Successful schemes of work are underpinned by a clear and persuasive liturgical argument.
The processes of developing your liturgical plan and testing emerging proposals against it, is beneficial to your projects.
We can help you develop your plan.
Download our guidance
- Liturgical plans for cathedrals (327.97 KB)
Any liturgical plan should start with general theological principles.
It should answer three fundamental questions:
- What do you want your building to say about the nature of the Christian Gospel?
- What does your building say about the liturgy?
- What does the liturgy say about your building?
Buildings strongly influence how liturgy is conducted. You need to consider how best to celebrate the Christian faith in the 21st century in your own particular building.
A liturgical plan is an opportunity to think about the liturgical geography and purpose of your particular cathedral.
You should be mindful that liturgical customs change over time. Consider the likely lifespan of any changes you want to make.
It’s important for the plan to be agreed and ‘owned’ by the Chapter. The plan should be a standing document, reviewed and updated periodically.

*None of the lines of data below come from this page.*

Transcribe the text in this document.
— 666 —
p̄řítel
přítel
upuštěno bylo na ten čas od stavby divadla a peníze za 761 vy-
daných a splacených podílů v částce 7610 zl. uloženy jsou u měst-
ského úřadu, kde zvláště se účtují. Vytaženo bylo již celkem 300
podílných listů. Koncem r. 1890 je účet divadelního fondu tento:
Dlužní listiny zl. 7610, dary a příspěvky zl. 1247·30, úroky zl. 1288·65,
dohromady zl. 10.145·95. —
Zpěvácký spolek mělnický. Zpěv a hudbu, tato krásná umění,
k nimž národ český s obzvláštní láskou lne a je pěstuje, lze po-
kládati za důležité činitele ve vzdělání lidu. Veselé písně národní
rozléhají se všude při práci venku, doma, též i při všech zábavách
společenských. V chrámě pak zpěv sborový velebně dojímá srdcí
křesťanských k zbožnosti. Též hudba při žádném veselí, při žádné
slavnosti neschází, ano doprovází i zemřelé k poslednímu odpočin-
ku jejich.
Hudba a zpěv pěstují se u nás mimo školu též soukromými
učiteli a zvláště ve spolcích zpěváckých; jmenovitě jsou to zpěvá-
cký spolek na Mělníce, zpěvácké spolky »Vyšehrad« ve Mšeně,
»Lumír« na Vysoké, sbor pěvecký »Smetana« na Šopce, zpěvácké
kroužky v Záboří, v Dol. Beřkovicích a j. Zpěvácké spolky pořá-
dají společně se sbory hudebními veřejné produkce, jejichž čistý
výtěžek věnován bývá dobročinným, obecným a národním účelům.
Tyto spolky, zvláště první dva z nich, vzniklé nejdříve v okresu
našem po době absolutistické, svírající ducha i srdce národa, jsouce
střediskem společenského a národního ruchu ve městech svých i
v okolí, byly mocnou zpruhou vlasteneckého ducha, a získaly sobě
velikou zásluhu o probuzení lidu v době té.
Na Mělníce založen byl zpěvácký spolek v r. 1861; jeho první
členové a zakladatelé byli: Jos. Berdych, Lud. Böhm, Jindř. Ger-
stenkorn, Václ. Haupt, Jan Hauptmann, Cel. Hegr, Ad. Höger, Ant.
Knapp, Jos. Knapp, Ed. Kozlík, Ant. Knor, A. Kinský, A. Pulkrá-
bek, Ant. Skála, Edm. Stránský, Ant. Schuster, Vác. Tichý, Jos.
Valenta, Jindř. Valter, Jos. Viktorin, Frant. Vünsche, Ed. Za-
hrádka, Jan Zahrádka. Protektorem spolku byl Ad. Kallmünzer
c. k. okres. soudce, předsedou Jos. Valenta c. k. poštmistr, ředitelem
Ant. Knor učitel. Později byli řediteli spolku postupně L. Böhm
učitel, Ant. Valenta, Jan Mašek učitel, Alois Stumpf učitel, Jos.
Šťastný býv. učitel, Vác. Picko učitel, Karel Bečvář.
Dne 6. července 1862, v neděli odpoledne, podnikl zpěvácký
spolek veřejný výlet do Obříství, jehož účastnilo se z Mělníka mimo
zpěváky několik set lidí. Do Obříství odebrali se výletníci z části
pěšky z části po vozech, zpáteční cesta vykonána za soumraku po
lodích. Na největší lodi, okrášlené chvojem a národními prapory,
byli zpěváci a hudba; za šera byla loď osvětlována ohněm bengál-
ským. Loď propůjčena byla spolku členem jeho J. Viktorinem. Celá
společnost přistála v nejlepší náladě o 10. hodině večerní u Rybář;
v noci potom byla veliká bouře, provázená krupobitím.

All those involved in running the cathedral should understand the need for and central purpose of a liturgical plan. They should be able to comment on and contribute to it.
Write the plan to be intelligible and inspiring to the lay professionals and craftspeople involved with your projects.
Your liturgical plan should sit alongside your cathedral’s:
- Conservation management plan
- Access audit
- Visitor engagement plan
- Arts policy
The liturgical plan will also feed into the brief set by chapter for any development project, and into supporting liturgical statements when any formal application is made for changes to the building.
Preparing a liturgical plan
Primary responsibility rests with three people:
- The Dean
- The Precentor (the member of the cathedral’s clergy staff responsible for liturgy)
- And the person in charge of cathedral music
Get advice on how the liturgical history of the building is reflected in its fabric from:
Use the plan to cross-reference relevant parts of the cathedral’s conservation management plan.
Cathedral staff, volunteers and congregations should be invited to contribute. And you should seek the views of those in the wider community with an interest in the use of the cathedral for civic functions, tourism and pilgrimage.
They will be very happy to advise you at any stage of the process of preparing your liturgical plan.
Members of the group can also visit your cathedral to discuss the process on site.
Please contact the Commission’s secretariat to find out more.
What should it include?
- What is your vision of your cathedral?
- What is the cathedral for?
- How does the cathedral work at present, and how do you want it to work in the future?
- Who ‘owns’ the cathedral?
- Who are the stakeholders?
- What type(s) of liturgy are used at the cathedral?
- What variety of liturgical expressions is required?
- What do you want the cathedral to say in how the building is used? And to whom? (e.g. congregation, occasional worshippers, tourists, and those attending events)
- What is the role of music and performance in the cathedral? (e.g. regular services, special seasonal services, ordinations, and concerts)
- What is the role of liturgical movement?
- How does the cathedral fulfill its teaching role?
- What is the ‘liturgical geography’ of your cathedral?
- What spaces does it comprise? And how are these spaces used?
- How do these spaces relate to one another physically and liturgically?
- What is the relationship between key liturgical furnishings? (e.g. altar, font, etc.)
- How are the various ‘rooms’ used liturgically?
- Is there merit in trying to increase or decrease their number, or to change their use or relationship?
- Is there a suggested route that takes visitors round the building?
- How does the visitor route relate to the liturgical use of the cathedral?
- What are the implications of this for access and circulation?
- Is the liturgical furniture and its ordering appropriate to the spaces it occupies and the purposes for which it is used?
- What are the constraints in and on the cathedral (e.g. physical, architectural, archaeological, operational, liturgical, practical and financial)?
- How do uses beyond liturgy conflict with it, or how can they best be accommodated alongside it? (e.g. visitor uses)
- How does or should the cathedral interior relate to liturgical and other uses of the wider precinct?
How is a liturgical plan used in the approvals process?
When we consider an application, we expect you to provide supporting material which:
- Describes and illustrates your proposals
- Provides an overview of them
- And sets them into context
A liturgical plan can help with a statement of need or supporting liturgical statement.
It should help you articulate and justify your proposals to:
- Decision-making bodies
- The cathedral community
- And other stakeholders
A liturgical plan should not be used to justify a particular piece of work. It should provide an overview and understanding of the wider liturgical life of the cathedral and aspirations for its development.
We will expect you to be able to show that you’ve taken the above guidance into account in your thinking before seeking advice on concrete proposals.